Cockroach A
Raymond winced with each floor creak.
“Sorry, sorry,” he whispered to himself, hoping the woman in the other room was awake. If she was, she wouldn’t come alive with fright, her default reaction in their encounters. “Oh! you scared me,” when he returned from hours blundering around the city, or “Oh! I didn’t know you were here,” when he hadn’t left the apartment for days.
Raymond was no frightening figure. His tucked shoulders and averted eyes made him easy to ignore in public and private.
As the boards beneath him creaked, Raymond reminded himself he wasn’t an intruder. The small steps he took only seemed to lengthen, louden the creaks. What if he stubbed a toe on a piece of furniture? I wish I could stay in my room, he thought.
But his gut, that bottomless pit!
Finally he came to the kitchen. With his right hand he felt for the light switch, touching instead a power socket. He climbed around with fingers until he found the switch, and flipped it up.
The light came on.
Two shiny black beads rested on the throw rug in front of the refrigerator. Each an inch-and-a-half long, positioned at perpendicular angles.
One of the beads ran at him, antennae waving boldly, stopping in the center of a white square of chess-checkered linoleum, three feet away.
Raymond stepped back.

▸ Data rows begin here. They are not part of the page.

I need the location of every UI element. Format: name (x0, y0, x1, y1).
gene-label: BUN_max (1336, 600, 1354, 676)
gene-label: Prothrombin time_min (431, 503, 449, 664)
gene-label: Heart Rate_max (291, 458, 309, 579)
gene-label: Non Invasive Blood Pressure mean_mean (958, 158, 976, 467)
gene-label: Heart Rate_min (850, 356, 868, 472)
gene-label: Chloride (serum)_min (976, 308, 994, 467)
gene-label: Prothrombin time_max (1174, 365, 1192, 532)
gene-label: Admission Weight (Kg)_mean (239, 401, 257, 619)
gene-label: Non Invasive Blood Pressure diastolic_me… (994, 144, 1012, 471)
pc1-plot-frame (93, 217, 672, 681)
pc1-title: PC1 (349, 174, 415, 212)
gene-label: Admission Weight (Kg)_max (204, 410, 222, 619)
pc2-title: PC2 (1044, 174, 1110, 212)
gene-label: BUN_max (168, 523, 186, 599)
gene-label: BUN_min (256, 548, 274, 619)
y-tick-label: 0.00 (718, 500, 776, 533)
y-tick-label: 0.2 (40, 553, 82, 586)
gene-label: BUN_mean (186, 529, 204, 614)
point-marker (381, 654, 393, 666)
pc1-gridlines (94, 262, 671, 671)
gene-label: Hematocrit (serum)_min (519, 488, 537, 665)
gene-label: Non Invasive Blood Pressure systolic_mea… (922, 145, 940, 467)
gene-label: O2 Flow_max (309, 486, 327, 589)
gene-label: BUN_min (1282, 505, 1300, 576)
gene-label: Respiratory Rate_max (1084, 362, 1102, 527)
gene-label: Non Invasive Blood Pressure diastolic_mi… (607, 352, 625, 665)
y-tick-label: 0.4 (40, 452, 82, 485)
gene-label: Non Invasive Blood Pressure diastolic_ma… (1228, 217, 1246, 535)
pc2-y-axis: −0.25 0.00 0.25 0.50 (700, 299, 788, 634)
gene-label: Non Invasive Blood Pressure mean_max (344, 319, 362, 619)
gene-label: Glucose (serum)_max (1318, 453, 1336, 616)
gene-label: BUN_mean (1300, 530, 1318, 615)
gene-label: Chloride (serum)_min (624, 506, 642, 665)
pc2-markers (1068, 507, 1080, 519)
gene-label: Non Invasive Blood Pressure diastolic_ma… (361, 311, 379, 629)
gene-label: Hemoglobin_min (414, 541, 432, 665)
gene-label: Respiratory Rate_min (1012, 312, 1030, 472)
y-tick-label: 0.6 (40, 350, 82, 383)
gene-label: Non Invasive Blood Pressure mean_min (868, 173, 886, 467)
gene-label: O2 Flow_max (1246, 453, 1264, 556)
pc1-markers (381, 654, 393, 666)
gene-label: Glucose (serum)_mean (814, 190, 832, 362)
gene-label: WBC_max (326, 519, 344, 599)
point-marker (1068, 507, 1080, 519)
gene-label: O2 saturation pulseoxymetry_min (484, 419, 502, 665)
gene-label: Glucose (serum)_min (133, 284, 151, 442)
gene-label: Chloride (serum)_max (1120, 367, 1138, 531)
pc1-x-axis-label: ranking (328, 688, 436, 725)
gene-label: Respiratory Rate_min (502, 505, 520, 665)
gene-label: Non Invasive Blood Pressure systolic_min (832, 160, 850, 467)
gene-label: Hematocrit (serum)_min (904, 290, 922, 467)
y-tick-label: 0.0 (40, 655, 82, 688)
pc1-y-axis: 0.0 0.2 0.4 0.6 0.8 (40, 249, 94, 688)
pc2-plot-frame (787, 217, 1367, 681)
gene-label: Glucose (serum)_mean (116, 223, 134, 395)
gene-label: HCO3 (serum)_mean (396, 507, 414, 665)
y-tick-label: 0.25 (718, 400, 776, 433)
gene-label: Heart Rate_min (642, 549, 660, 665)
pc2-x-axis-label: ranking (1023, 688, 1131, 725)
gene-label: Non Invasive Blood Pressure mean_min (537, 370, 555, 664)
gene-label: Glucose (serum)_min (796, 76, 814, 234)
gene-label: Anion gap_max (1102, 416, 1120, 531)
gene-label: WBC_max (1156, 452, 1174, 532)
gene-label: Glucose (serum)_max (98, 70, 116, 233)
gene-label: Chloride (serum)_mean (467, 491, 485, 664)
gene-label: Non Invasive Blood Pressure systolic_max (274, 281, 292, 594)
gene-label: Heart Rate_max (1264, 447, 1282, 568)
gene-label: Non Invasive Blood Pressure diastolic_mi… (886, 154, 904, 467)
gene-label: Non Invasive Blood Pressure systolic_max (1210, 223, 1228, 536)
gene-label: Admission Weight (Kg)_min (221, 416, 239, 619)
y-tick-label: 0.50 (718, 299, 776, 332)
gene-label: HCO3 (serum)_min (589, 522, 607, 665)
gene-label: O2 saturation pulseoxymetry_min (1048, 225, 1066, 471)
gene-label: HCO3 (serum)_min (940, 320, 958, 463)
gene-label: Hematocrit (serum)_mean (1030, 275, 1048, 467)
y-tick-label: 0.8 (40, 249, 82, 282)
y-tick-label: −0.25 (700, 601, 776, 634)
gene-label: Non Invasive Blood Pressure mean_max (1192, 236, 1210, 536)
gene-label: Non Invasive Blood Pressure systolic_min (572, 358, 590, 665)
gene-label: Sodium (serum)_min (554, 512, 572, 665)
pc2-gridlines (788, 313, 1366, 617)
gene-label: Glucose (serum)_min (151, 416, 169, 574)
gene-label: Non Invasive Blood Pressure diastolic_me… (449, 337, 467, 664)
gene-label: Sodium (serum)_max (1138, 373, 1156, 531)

He was used to ants in the apartment, so small he could squint and blur them out of existence. A sandwich tasted as good squinting. But could he squint away a cockroach? Two cockroaches? More?
The other bead hadn’t moved from its position in front of the refrigerator. It seemed Raymond had discovered some plot, interrupted a mission. That roach--C, he thought of it, was the brains, and this one that had run at him, B—the muscle.
“You tell him to back off, all right?” he whispered to the brains. “Tell him I’m not going for the fridge anymore. I’m going back to bed. I’ll forget I saw you.”
Neither insect moved. Raymond was struck by a flash of anger. He was thousands of times their size. They should be afraid of him!
He stepped toward the forward bug, expecting it to dart away, under the fridge or into some dark corner.
It didn’t flee. It didn't move.
He took two more loud steps forward. Still nothing.
Raymond stood inches from its body, in bare feet. A ripple of grotesque fear drove him back again as the cockroach lunged, swinging its beetle biceps at him.
A standoff.
What could they do to him? Bite? He thought of his current set of bug bites. Bites on his left bicep, his back above his right buttock, his left wrist, his right calf. Each oozed bloodily when scratched. He thought they were mosquito or spider bites, but that's what he always thought. Now, with B and C staring him in the face, he wasn’t sure.
If these two were his biters, they knew where he slept.
No more sleeping naked, he thought. Long-johns from now on. He had a vision of B crawling up the inside of his pantleg. What would he do, in bed with a cockroach in his pajamas? No brushing it away or flicking it aside—he imagined beating at the cotton, trying to crunch the roach to death against his skin.
The cockroaches hadn’t moved.
There was a phone book on top of the fridge, but he’d only be able to drop it on one of them. And the noise it would make! No, he wouldn't. He also didn’t want to turn and creak back to his room. Not in the dark. Not if he could imagine them following.
Raymond decided to try again to get on C's good side. Certainly they could come to a reasonable understanding. Raymond didn't want trouble.
“Listen,” he whispered. “Maybe I taste good. I don’t know. But I know someone who tastes even better. She lives across the hall from me. Always leaves her door open. Sleeps on the floor.” Raymond thought it was true. “If you’ll just…get your friend to back up, I’ll take you there.”
Cockroach C by the refrigerator rushed him, and Raymond froze, unable to move. He'd done it wrong. Cockroaches didn’t understand english. Or he’d said something out of place. Maybe it wasn’t proper among cockroaches to trade one’s freedom for another’s.
Instead of attacking, Cockroach C stopped and waved her antennae. B took note, and started backing up. One step at a time, still facing Raymond.
Had they struck a deal? Raymond wanted to believe the had. He turned the kitchen light off and led the way.
When they came to the bathroom, he crouched and pointed into Maryanne’s room. The door was open a crack.
“In there.”
The two bugs raced each other into the darkness. He could no longer tell which of the black beads was which.
Now he hoped his roommate was asleep.
Raymond went back to the kitchen, made himself a peanut butter and jelly sandwich, and ducked into his room.
He closed the door and pushed a towel under it, hoping the roaches would forgive his paranoia. In bed he ate his sandwich, wearing a t-shirt and a pair of boxer briefs. A happy medium.
The air conditioner thrummed, and when it started raining, the drops beat a rhythm on the trees.